Up to this stage, the Autonomous Maintenance activities have focused on the equipment, and in particular, the basic equipment conditions and the daily checks required to maintain them. The aim of Step 6, in addition to consolidating what has been done so far, is to expand the operator’s role to cover the equipment’s surroundings as well as the equipment itself, continue to drive down the losses closer and closer to zero, and put the finishing touches to the team’s ability to manage their own work.


In Step 6, while sustaining optimal conditions through Autonomous Checking, operators keep on making improvements and record any defects, equipment failures, or minor stops that occur. They rectify the problems that arise and lock improvements into place by upgrading the standards.
In Step 6, they also focus on their own movement and actions. By getting together and examining the way in which they perform each task, the operators can figure out how to make their work easier and more pleasant to carry out, and then go about creating the appropriate conditions for this to happen. Figure “Workflow for Step 6 (Standardization)” gives an overview of how these activities are developed.

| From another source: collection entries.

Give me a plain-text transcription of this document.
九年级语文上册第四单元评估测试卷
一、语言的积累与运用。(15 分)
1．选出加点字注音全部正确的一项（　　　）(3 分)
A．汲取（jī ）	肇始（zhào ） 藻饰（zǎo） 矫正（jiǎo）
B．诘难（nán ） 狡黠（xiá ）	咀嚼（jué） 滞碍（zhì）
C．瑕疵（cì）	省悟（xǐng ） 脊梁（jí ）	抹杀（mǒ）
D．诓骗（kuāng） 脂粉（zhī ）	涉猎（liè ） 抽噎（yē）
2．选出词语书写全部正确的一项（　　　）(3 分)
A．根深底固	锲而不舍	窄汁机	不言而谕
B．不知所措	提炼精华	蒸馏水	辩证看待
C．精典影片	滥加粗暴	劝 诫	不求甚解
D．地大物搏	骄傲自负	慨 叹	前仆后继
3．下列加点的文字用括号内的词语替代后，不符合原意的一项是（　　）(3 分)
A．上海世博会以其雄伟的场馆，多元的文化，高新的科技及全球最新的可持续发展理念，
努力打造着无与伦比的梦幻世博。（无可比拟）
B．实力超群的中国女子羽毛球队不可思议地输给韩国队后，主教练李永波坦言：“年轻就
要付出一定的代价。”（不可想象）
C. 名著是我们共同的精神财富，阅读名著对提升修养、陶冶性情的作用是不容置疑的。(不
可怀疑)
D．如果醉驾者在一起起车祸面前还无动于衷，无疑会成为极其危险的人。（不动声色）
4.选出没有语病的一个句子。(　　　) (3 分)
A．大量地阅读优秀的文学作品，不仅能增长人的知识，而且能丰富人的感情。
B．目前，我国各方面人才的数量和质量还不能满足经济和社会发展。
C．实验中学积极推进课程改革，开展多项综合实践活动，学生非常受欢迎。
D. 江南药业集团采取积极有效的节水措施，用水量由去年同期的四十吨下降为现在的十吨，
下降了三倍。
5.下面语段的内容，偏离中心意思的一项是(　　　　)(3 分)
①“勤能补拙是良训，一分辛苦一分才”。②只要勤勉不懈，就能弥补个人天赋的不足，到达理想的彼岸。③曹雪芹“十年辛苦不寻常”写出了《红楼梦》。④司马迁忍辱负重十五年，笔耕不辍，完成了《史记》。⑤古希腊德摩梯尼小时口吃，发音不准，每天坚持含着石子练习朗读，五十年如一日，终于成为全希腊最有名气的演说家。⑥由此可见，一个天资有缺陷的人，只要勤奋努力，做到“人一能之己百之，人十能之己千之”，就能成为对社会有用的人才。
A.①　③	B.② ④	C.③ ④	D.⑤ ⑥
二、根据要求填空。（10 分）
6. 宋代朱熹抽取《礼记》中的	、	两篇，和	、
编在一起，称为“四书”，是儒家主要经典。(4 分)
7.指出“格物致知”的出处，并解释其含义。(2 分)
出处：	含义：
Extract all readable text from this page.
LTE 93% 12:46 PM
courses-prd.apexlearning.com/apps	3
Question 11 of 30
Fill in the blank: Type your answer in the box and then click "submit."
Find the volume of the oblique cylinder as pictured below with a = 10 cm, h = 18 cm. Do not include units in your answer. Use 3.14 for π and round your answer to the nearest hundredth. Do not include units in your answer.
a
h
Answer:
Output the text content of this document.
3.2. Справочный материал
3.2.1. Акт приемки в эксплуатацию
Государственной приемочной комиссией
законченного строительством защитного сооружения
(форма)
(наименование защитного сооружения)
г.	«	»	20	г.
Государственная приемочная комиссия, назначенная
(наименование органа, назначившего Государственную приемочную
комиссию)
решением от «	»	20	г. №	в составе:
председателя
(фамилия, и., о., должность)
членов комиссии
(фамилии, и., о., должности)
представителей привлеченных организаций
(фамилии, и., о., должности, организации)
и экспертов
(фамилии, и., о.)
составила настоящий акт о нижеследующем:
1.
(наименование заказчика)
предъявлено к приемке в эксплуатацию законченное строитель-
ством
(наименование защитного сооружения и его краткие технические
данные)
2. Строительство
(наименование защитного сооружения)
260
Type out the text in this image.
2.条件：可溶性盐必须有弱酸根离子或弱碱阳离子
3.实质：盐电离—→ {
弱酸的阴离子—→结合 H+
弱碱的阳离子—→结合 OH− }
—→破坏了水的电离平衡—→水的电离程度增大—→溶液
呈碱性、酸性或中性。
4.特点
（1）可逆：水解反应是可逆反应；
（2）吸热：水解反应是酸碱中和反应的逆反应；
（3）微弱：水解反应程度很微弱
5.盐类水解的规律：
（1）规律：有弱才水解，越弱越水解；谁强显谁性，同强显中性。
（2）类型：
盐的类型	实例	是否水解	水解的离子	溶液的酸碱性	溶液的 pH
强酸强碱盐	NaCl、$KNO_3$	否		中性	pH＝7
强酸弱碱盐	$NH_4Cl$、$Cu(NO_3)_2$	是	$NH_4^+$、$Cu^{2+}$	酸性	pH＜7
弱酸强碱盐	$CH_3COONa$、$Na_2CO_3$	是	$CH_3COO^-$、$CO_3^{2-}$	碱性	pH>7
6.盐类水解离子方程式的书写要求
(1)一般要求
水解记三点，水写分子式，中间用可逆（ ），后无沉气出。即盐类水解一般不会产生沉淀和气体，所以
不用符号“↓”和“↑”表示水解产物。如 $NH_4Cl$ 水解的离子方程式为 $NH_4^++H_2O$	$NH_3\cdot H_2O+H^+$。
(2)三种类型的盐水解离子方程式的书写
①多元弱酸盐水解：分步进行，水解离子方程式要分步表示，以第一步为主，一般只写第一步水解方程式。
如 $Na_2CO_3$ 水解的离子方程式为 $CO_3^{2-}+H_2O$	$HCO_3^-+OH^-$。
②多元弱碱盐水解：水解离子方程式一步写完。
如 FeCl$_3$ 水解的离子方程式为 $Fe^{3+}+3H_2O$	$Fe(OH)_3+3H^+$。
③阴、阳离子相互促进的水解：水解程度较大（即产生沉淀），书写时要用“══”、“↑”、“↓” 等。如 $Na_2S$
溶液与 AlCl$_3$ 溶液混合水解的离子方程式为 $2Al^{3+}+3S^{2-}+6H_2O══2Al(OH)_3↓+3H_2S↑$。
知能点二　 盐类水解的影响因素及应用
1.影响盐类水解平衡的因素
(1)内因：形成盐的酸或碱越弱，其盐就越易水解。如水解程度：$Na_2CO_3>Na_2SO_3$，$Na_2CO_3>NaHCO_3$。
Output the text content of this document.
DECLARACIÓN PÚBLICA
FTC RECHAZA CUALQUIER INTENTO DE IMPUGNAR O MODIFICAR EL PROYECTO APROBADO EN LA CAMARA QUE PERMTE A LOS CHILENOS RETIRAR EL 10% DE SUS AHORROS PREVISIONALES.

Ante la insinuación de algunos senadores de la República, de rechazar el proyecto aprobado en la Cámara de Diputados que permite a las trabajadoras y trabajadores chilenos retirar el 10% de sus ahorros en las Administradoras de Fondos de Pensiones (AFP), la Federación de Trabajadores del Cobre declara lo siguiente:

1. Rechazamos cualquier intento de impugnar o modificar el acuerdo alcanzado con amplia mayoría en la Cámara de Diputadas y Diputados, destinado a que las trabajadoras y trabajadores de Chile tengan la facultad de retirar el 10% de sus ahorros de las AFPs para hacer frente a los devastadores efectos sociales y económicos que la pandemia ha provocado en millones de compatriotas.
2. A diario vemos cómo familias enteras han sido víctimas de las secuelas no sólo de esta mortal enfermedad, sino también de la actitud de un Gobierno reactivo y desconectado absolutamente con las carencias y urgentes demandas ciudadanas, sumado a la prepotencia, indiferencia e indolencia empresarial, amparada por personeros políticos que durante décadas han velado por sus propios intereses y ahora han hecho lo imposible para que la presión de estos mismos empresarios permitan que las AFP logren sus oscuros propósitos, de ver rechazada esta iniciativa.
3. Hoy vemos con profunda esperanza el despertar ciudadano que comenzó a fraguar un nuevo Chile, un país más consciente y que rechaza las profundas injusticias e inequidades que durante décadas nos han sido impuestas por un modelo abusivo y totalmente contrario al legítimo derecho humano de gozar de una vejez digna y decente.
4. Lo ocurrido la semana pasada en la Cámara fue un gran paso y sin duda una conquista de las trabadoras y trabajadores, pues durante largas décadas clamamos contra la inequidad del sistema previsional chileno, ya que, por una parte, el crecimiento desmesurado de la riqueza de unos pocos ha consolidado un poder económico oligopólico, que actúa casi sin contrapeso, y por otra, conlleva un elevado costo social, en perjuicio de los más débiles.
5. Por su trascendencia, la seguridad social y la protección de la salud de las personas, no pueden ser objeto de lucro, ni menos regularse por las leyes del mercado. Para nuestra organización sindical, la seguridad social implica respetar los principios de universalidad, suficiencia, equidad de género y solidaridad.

Workflow for Step 6 (Standardization)

Looking at the development of Steps 1 to 6, it can be seen that the focus is initially directed at the equipment, then shifts to quality, and finally moves to the actions of the operators themselves. This focus on the human role and the search for ‘worker-friendly processes’ provides the vital finishing touches to self-management. We want our line teams to be fully competent to get on with the job by themselves, because only then can we think about allowing them to take total charge of their own workplaces. Step 6 addresses the issue of standardization from this standpoint.

What the standards should cover

  • Standards for the movement of materials around the shop floor
  • Standard operating procedures
  • Basic work standards
  • Standards for data recording, etc.
  • Standards for managing molds, tools, jigs, and measuring equipment
  • Standards for managing spare parts
  • Standards for process quality assurance, etc.

Key points

  1. At Step 6, the role of the operator is broadened to cover the work done in and around the equipment. Operators must look at why they do each task, separating out the routine work from the non-routine work, checking whether standards have been defined for each repetitive routine task, and establishing them if necessary. Non- routine work, on the other hand, may give rise to quality defects, meaning that all products have to been screened, or may result in over-production, with the upshot that the plant runs out of storage space and products or components have to be shifted around. Problems of this kind should be handled separately, and specific improvements made to rectify them.
  2. Some of the routine tasks will involve WUS (waste, unevenness, and strain) or other imperfections when viewed from the objective of maximizing the efficiency of the operators and the equipment. Suitable improvements must be made, and the revised tasks must then be standardized. This requires each operator to observe his or her own work closely, and then discuss with the rest of the team how to perform it in an ideal way.
  3. Combine small improvements to make big ones. Each small improvement focusing on an individual operator will produce a small labor-saving of, say, 0.5 or 0.3 person-hours. These savings must be combined and translated into actual reductions in the number of people required to operate particular processes, thus linking directly to the business goals.
  4. Promote ways of sustaining Autonomous Checking. To ensure that the regime of cleaning, checking, and lubricating is sustained, and optimal conditions are always in place, it is essential to have a clear follow-up plan. One good way of doing this is to have a system of ongoing factory reviews, based around the Autonomous Maintenance standards. For example, after each factory review, a pass certificate is issued and the date of the next review is decided. It is best not to leave too large a gap between one review and the next – an interval of three months is about right.